Unfortunately, of course, those feelings didn’t last. As my son grew older, my body became the subject of a strange tug-of-war. The fat-shaming media pulls one way, and fat-acceptance blogs pull the other; the latest fad diet pulls one way, and my DNA pulls another; the stores that don’t sell clothes in my size are outshouted by the stores that do. Even now, many years later, I still feel yanked and pulled every single day.
But dear Heavy Hearted, here is what I’ve learned: You don’t have to choose one side or the other. You can choose your own path; the path toward self-acceptance. What does that mean? Heck if I know. And no one else does either. Your body and your life belong to you, and you are the one who gets to decide what that means. Here’s the trick, though: The path you choose won’t matter to your daughter. It’s the act of choosing that will. Show her how a strong woman stands up to the opinions (and cat-calls) of others without losing her footing. Let her see your journey toward self-love, including the pitfalls and the forgiveness. And don’t plant the seeds of shame: Stop eating in secret, and don’t diet in secret. Own your choices with calm self-assurance – and let her own hers.
All of this is crazy hard – I know. It’s not as easy as just deciding to change your mind. But don’t give up. Counseling can help enormously. Read self-help books, write in a journal, pray, take a walk in the woods: whatever leads you to self-acceptance and self-love, regardless of what others think. And while you’re working on yourself, work on your connection with your daughter. Have a “Compliment Dinner” with your family and say nice things about each other. Watch TV with her, and listen as she talks about clothes and bodies and the media. Take her swimming or dancing or to her first facial. More than anything, stop judging yourself and start accepting yourself. That’s what matters, to you and to your daughter.
XO,
Marjo
1 reply on “Loving Your Daughter, Loving Yourself”

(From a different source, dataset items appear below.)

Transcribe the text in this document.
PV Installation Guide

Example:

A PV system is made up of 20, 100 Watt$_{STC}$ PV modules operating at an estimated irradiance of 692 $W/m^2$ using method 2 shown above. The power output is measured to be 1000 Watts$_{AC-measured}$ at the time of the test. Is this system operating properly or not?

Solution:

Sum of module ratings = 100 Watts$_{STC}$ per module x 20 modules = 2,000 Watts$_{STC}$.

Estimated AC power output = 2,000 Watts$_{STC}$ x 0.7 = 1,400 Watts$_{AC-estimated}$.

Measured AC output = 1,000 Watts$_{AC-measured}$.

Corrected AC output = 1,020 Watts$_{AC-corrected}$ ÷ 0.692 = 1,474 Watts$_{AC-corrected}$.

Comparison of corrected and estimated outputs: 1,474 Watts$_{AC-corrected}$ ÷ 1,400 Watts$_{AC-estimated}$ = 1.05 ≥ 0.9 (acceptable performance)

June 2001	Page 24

Marjo, thoughtful, loving advice for such an emotionally loaded issue for so many women. I read and enjoyed The Heavy: A Mother, A Daughter, A Diet-A Memoir. In that case the young daughter was obese and the doctor recommended a diet for health purposes. Of course, the mom, as so many of us are, was judged- by one group for letting her daughter become obese and the other for putting her on a diet. As moms and women we are judged by so many for our actions and our appearances.